I used Fran Warde's recipe for plum calfoutis from one of my very favorite cookbooks, Eat Drink Live: 150 Recipes for Morning, Noon, and Night. This book, along with my other favorite of hers (also photographed by my photography idol Debi Treloar) Food for Friends: Simply Delicious Menus for Easy Entertaining, gets pulled out frequently when peeps are coming 'round for dinner. I paw through them just for inspiration. I really can't recommend them highly enough. I'm pretty sure I've talked about them before. If you are feeling dreamy about your weekends, or want to make a plan to get them going, these books are so lovely and encouraging.
My thing this summer, though, is to sort of do the same thing over and over again, no matter who's coming. Well, maybe with a little variation, usually in the dessert. And that variation can be dictated by whatever it is I find at the farmer's market on Saturday morning. My basic menu is: garlic ciabatta bread (from the farmer's market), mushroom sauce (I make this on Friday afternoon), cheese ravioli (from Pastaworks), simple salad (with greens from the farmer's market), and make-ahead dessert (with fruit from the farmer's market). That's it. Nothing that has to be prepared at the last minute except for the ravioli. I have yet to encounter anyone who doesn't love ravioli. For many years, my defining characteristic in my family was that I was "the one who loves ravioli." (And "the one who said 'Ow!' when hit with a marshmallow that her sister threw at her," but whatever! I don't remember the event, but the story has been told about me so many times now that it is accepted as fact, so . . . fiiiiiiine. That's fine. Now you know.)

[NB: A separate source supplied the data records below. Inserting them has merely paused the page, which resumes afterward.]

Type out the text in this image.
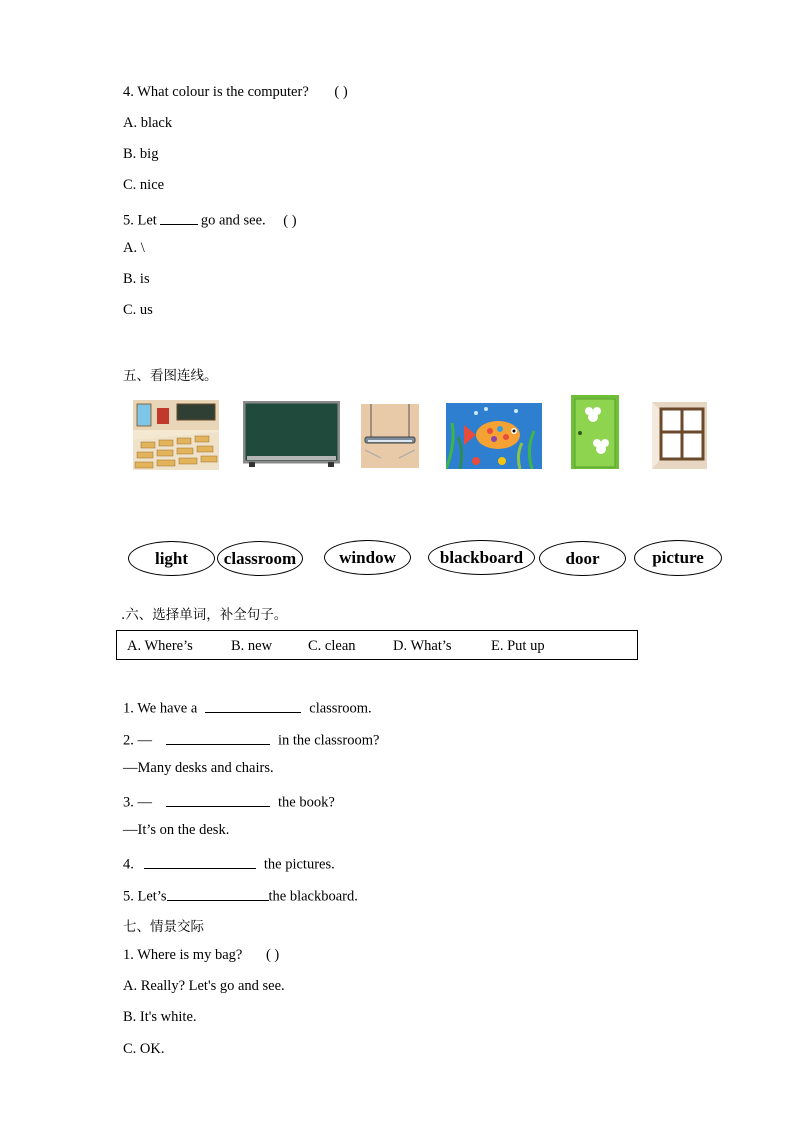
4. What colour is the computer? ( )
A. black
B. big
C. nice
5. Let	go and see. ( )
A. \
B. is
C. us
五、看图连线。
light	classroom	window	blackboard	door	picture
.六、选择单词，补全句子。
A. Where’s	B. new C. clean	D. What’s	E. Put up
1. We have a	classroom.
2. —	in the classroom?
—Many desks and chairs.
3. —	the book?
—It’s on the desk.
4.	the pictures.
5. Let’s	the blackboard.
七、情景交际
1. Where is my bag? ( )
A. Really? Let's go and see.
B. It's white.
C. OK.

A clafoutis is like an eggy, custardy, pancake-y batter, poured over some fruit and baked into a moist layer. I like all things eggy, custardy, and pancake-y, and I love cherries, though you can do this with plums or blueberries or even strawberries, or probably any berry or stone fruit, I would think? It looks cool with cherries. Apparently there's some controversy about whether the cherries should be pitted, but I would absolutely pit mine. Especially if you have use of your neighbor's (on the other side, this time — how lucky am I that I have such epicurean neighbors, I know) cherry pitter. This thing is pretty cool. You can see the cherry at the top of the spout? You put it there, and then push down on this little plunger that pushes the pit out and into the bucket below. As the plunger comes back up, it lifts the cherry and then tosses it down the chute and into the waiting casserole dish. Dear Santa, I've been a very good girl this year and I would like my very own cherry pitter. Thank you, much love always, Alicia P.

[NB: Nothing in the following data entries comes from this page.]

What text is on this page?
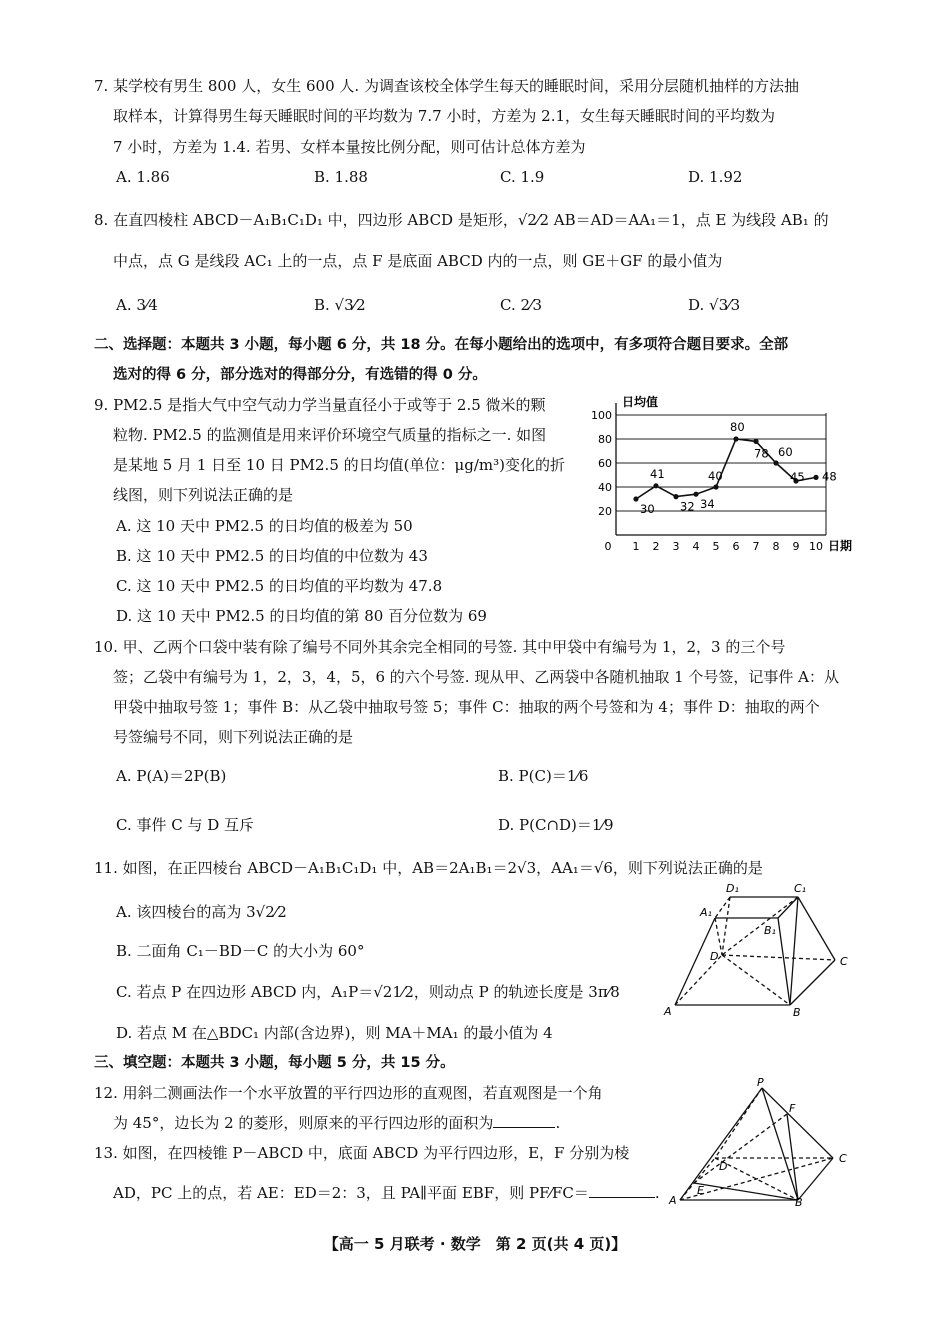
7. 某学校有男生 800 人，女生 600 人. 为调查该校全体学生每天的睡眠时间，采用分层随机抽样的方法抽
取样本，计算得男生每天睡眠时间的平均数为 7.7 小时，方差为 2.1，女生每天睡眠时间的平均数为
7 小时，方差为 1.4. 若男、女样本量按比例分配，则可估计总体方差为
A. 1.86	B. 1.88	C. 1.9	D. 1.92
8. 在直四棱柱 ABCD－A₁B₁C₁D₁ 中，四边形 ABCD 是矩形，√2⁄2 AB＝AD＝AA₁＝1，点 E 为线段 AB₁ 的
中点，点 G 是线段 AC₁ 上的一点，点 F 是底面 ABCD 内的一点，则 GE＋GF 的最小值为
A. 3⁄4	B. √3⁄2	C. 2⁄3	D. √3⁄3
二、选择题：本题共 3 小题，每小题 6 分，共 18 分。在每小题给出的选项中，有多项符合题目要求。全部
选对的得 6 分，部分选对的得部分分，有选错的得 0 分。
9. PM2.5 是指大气中空气动力学当量直径小于或等于 2.5 微米的颗
粒物. PM2.5 的监测值是用来评价环境空气质量的指标之一. 如图
是某地 5 月 1 日至 10 日 PM2.5 的日均值(单位：μg/m³)变化的折
线图，则下列说法正确的是
A. 这 10 天中 PM2.5 的日均值的极差为 50
B. 这 10 天中 PM2.5 的日均值的中位数为 43
C. 这 10 天中 PM2.5 的日均值的平均数为 47.8
D. 这 10 天中 PM2.5 的日均值的第 80 百分位数为 69
日均值
日期
20
40
60
80
100
0 1 2 3 4 5 6 7 8 9 10
30
41
32 34
40
80
78 60
45 48
10. 甲、乙两个口袋中装有除了编号不同外其余完全相同的号签. 其中甲袋中有编号为 1，2，3 的三个号
签；乙袋中有编号为 1，2，3，4，5，6 的六个号签. 现从甲、乙两袋中各随机抽取 1 个号签，记事件 A：从
甲袋中抽取号签 1；事件 B：从乙袋中抽取号签 5；事件 C：抽取的两个号签和为 4；事件 D：抽取的两个
号签编号不同，则下列说法正确的是
A. P(A)＝2P(B)	B. P(C)＝1⁄6
C. 事件 C 与 D 互斥	D. P(C∩D)＝1⁄9
11. 如图，在正四棱台 ABCD－A₁B₁C₁D₁ 中，AB＝2A₁B₁＝2√3，AA₁＝√6，则下列说法正确的是
A. 该四棱台的高为 3√2⁄2
B. 二面角 C₁－BD－C 的大小为 60°
C. 若点 P 在四边形 ABCD 内，A₁P＝√21⁄2，则动点 P 的轨迹长度是 3π⁄8
D. 若点 M 在△BDC₁ 内部(含边界)，则 MA＋MA₁ 的最小值为 4
D₁	C₁
A₁
B₁
D	C
A	B
三、填空题：本题共 3 小题，每小题 5 分，共 15 分。
12. 用斜二测画法作一个水平放置的平行四边形的直观图，若直观图是一个角
为 45°，边长为 2 的菱形，则原来的平行四边形的面积为	.
13. 如图，在四棱锥 P－ABCD 中，底面 ABCD 为平行四边形，E，F 分别为棱
AD，PC 上的点，若 AE：ED＝2：3，且 PA∥平面 EBF，则 PF⁄FC＝	.
P
F
D
C
A
E
B
【高一 5 月联考 · 数学　第 2 页(共 4 页)】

There's not much to the batter — a half cup of flour, a half cup of sugar, four eggs, and two cups of milk. All whisked together and poured over the cherries. I might add a little salt to this next time, and maybe a dash of vanilla. It's a bland pud, but I like that sort of thing. Pop it in the oven for forty minutes at 375 degrees F. Don't accidentally turn the oven up to 475 and then go sit on the front porch and have a beer, only to come careening into the house when you smell roasting pancake and yank it all out. Why do I do things like this. I don't know. It was saved, but honestly. 475? Girl. Put down the beer and read the directions.
After it cools, sprinkle some powdered sugar on top. I bought a can of powdered sugar with a sprinkle-top from the Dutch import store, and it is the best, because you don't have to mess with the sugar bag, which is impossible to open without making a mess, or find the tiny strainer which you can never find because its jammed in the back of the utensil drawer, or try to sprinkle the sugar off of a spoon, so it always falls off in big clumps and looks stupid. The can is awesome. Oh, and the clafoutis was good, too!